Co-Sensing The Fields

- The Second and Third Week of Theory U!

Posted by Mattias Axell on October 3, 2015

What have I Done Today?

  • Finished week 2 of Theory U.
  • Almost finished Week 3 of Theory U.
  • Went to my team mate Kristoffer’s boat and had a great talk and dinner. Boat-life is the great life.
  • Watched the last part of All Watched Over by The Loving Machines of Grace called “The Monkey in the Machine or the Machine in the Monkey”
"There's a big, thick book called The Authoritarian Personality that came out of many years of research. But, as a sideline, we also were very concerned about what was going on in the US. We had our own version of horrific behavior in discovering what was going on in the South with the slaves. Theoretically, no more slavery but practically, segregation was very operational..."

What Tools have I Used?

  • Deep Listening
  • E-mail
  • Sensing
"... And some of what led eventually to the marches and some of the serious conflicts that happened in the US, that was another force that was bringing social scientists, particularly Kurt Lewin, or Levine, the German social psychologist. I was very enamored of his experiments where he showed that an authoritarian classroom could be just as productive as a democratic classroom..."

How do I Feel today? How do I Feel about the Project Today?
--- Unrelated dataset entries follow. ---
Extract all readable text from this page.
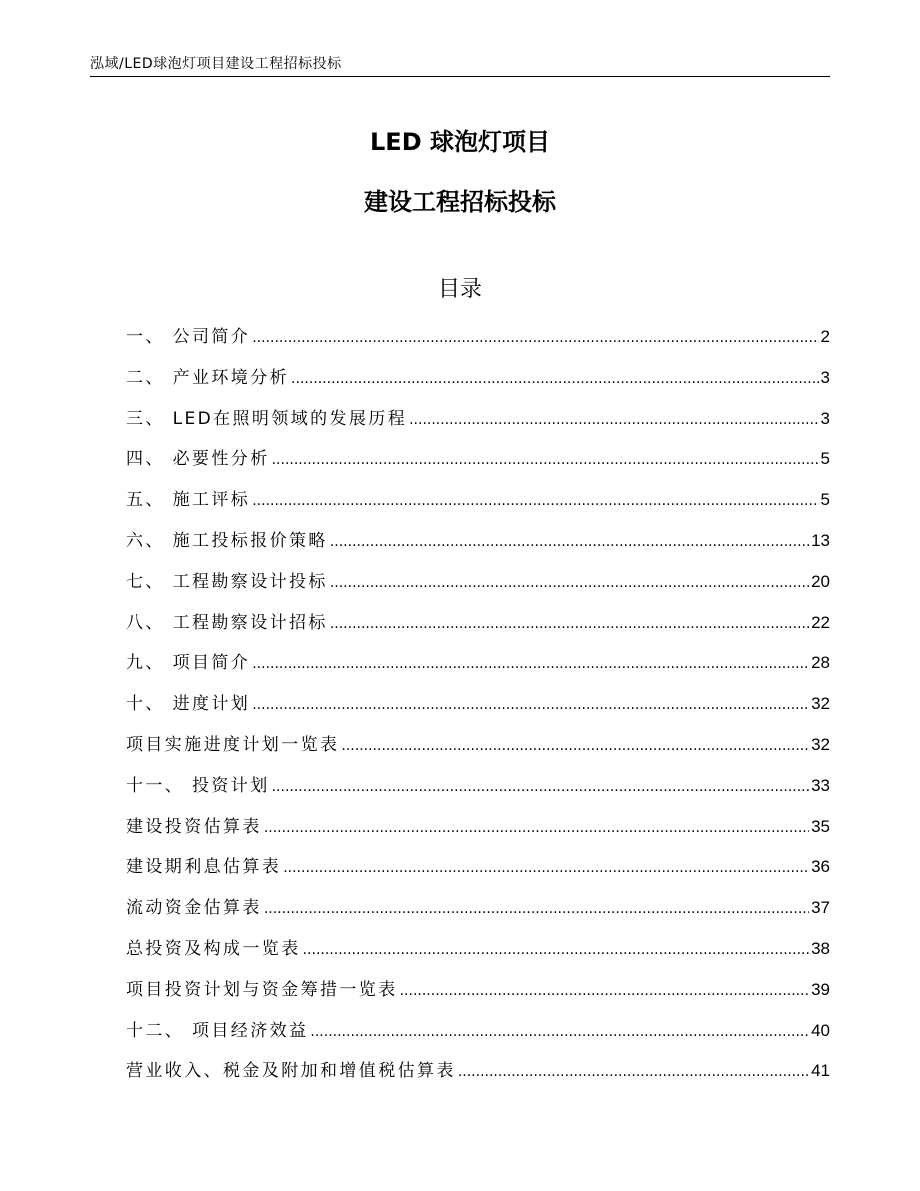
泓域/LED球泡灯项目建设工程招标投标
LED 球泡灯项目
建设工程招标投标
目录
一、 公司简介 .....	2
二、 产业环境分析 .....	3
三、 LED在照明领域的发展历程 .....	3
四、 必要性分析 .....	5
五、 施工评标 .....	5
六、 施工投标报价策略 .....	13
七、 工程勘察设计投标 .....	20
八、 工程勘察设计招标 .....	22
九、 项目简介 .....	28
十、 进度计划 .....	32
项目实施进度计划一览表 .....	32
十一、 投资计划 .....	33
建设投资估算表 .....	35
建设期利息估算表 .....	36
流动资金估算表 .....	37
总投资及构成一览表 .....	38
项目投资计划与资金筹措一览表 .....	39
十二、 项目经济效益 .....	40
营业收入、税金及附加和增值税估算表 .....	41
  • I feel quite alright after all the love that was shared yesterday. I was a little surprised that some expected the event to only romanticize love, that is rarely the only aspect of love!

  • I feel that I am gaining more and more out of the Theory U online course by getting to know the different toóls and frameworks provided. However I could gain a lot from participating in a so-called Coaching Circle where people work on case studies.

What Surprised Me?

  • It surprised me to hear Ed Schein tell about the results coming out of the experiment of Kurt Lewin’s classroom experiments did not get more attention and implementation throughout the world. That an authoritarian classroom as the majority of classrooms are today fall apart completely are not surprising since the lack of democracy and element of entrepreneurial leadership is missing. That kind of classroom is not regenerative at all.
"... But if you took the teachers out, the authoritarian classroom fell apart. They stopped doing anything. The democratically run classroom, the kids had learned how to manage themselves, and they continued to learn together. Now it turns out, you know, that was an experiment done in the '40s and '50s, but consider how significant that experiment is in the context with self-adminstering groups who have to learn their own routines. Which, the evidence would say, you better not start them in autocratic way because they have to learn from the beginning how to manage their own learning process. The fact that democratically self-run classrooms can function seems to me is the important finding that makes MOOCs and what you're doing even possible..."

What has Changed?

  • My view on mey experiences from being in completeley authoritarian classrooms growing up. It might be an easy answer but I can very much recognize how classrooms became completely chaotic whenever authority was missing i.e. the teacher not being physically present or the teacher lacking an authoritative leadership style. This was quite common or at least showed itself in glimpses quite often.
  • The thought on creating entrepreneurial and democratic processes in my project that encourages initiative and responsibility. As I see every space being a space for learning I also understand that the spaces I lead and facilitate requires to become learning spaces.

What are the Next Action Steps?

  • Finishing 3rd Week of Theory U.
  • Backtracking and archiving my project so far - what should have been done last week
  • Narrowing down my schools of thought, approaches and tools for my Learning Design.
  • Writing e-mails to send out a second batch for potential project collaborations.
"... We have abandoned, in a serious way, the notion that the teacher must specify the process and run the classroom. I think that was the first experiment that showed that maybe the teacher has to start it, but classrooms can function on their own if they have been democratically run, rather than the teacher telling them moment by moment what to do." - Edgar Schein, MIT Photographs by The Commons.